Dodo, meet Instagram.
Scientists think that the same technology that brought us the selfie could be used to help save some of the thousands of species tottering on the brink of extinction around the world.
While an untold number of butt selfies and pictures of food are posted on social networks daily, people are also snapping images of birds, flowers, and other creatures that can help researchers who keep a close eye on flora and fauna at the tipping point.
The stream of data helps scientists map where the world's endangered species are and where they need to be conserved, said Stuart Pimm, a conservation ecologist at Duke University in Durham, N.C., and the lead author of a new paper on the decline of global biodiversity.
Today, species are vanishing 1,000 to 10,000 times faster than they would in the absence of humans, he said. Reporting Thursday in the journal Science, he and his colleagues calculate the extinction rate today as at least 1 living thing per every 1 million species per year. The death spiral is expected to accelerate, Pimm said to NBC News, "because we know a very large fraction of species are on the verge of extinction."
The good news, the researchers write, that a combination of species databases, maps, and crowd-sourced data on where different animals are seen are merging to "enable scientists and policy-makers to understand the status, trends, and threats to Earth's biodiversity and to act accordingly to protect it."
"This was a type of scientific discovery that was made, but it was based on a kid exploring his backyard."
Key to this technological fix are online social networks such as eBird and iNaturalist where people post pictures of birds and plants they spot through the course of their daily lives.

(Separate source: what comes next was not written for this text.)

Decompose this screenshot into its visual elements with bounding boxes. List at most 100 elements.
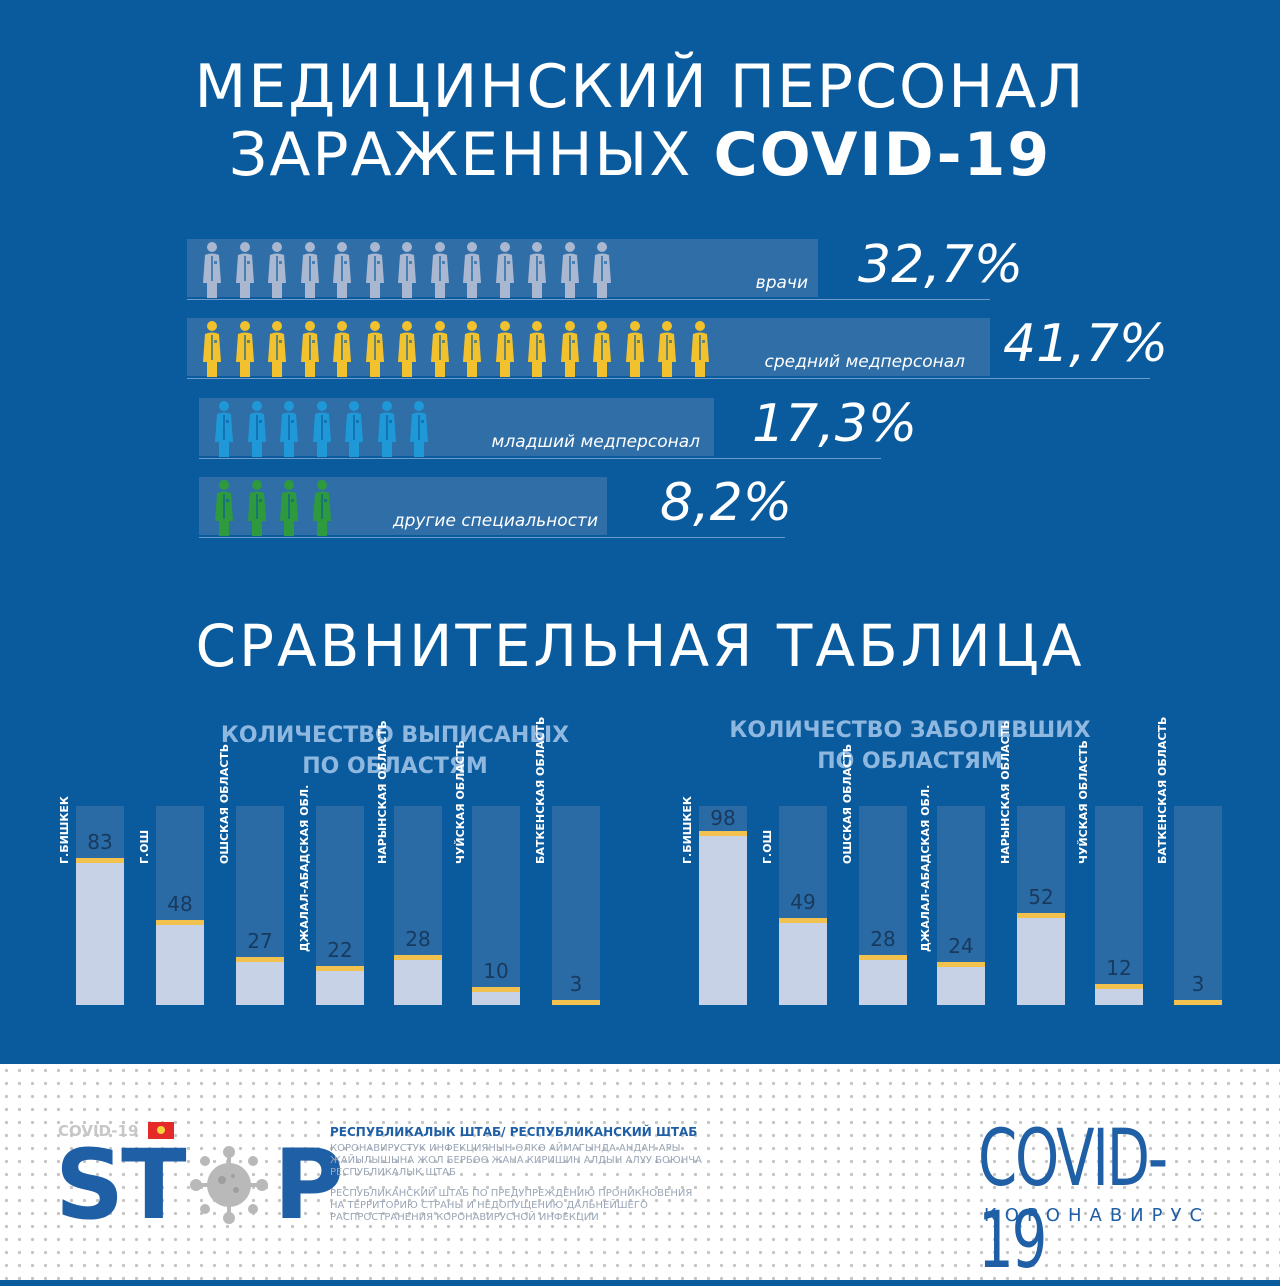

Members of the scientific community validate and describe what has been posted and use the data to understand where species are and how to protect them.
"What we're seeing is a real win-win where the everyday people are getting a window into what are these things that (they are) seeing and scientists are saying 'Wow, we are getting access to this huge army of field biologists around the world,'" said Scott Loarie, a co-director of iNaturalist and a global ecology researcher with the Carnegie Institution at Stanford University in California..
Far from home
An example of the power of iNaturalist came on April 14, 2012, when a high school student posted a picture of a collard lizard scrambling in some rocks at Howarth Park in Santa Rosa, Calif. The posting grabbed the attention of scientists because the lizard, native to the desert east of the Sierra Nevada, was far from its usual home.
Documenting such expansions is essential for the conservation of biodiversity because a main driver of extinction is the human introduction of species to new habitats where they out compete the natives, according to Pimm and colleagues. The introductions can be intentional, such as stocking rainbow trout in lakes and streams to enhance sport-fishing; or inadvertent, such as the lizard.
"Nice job on your Research-Grade Collard Lizard observation Skylar! This is such an amazing find since this genus is not even supposed to exist here!" posted Julie Byrne, a graduate student at Sonoma State University studying, among other things, the impact of climate change on lizards.
Loarie, who also commented in the thread, told NBC News that scientists suspect the lizard was a pet that was either released or escaped into the park, but added that the park is also the type of habitat the critter is expected to expand into as the planet warms.
"Next thing you know we will have expansion of that lizard into a place like this," he said. "So this was a type of scientific discovery that was made, but it was based on a kid exploring his backyard."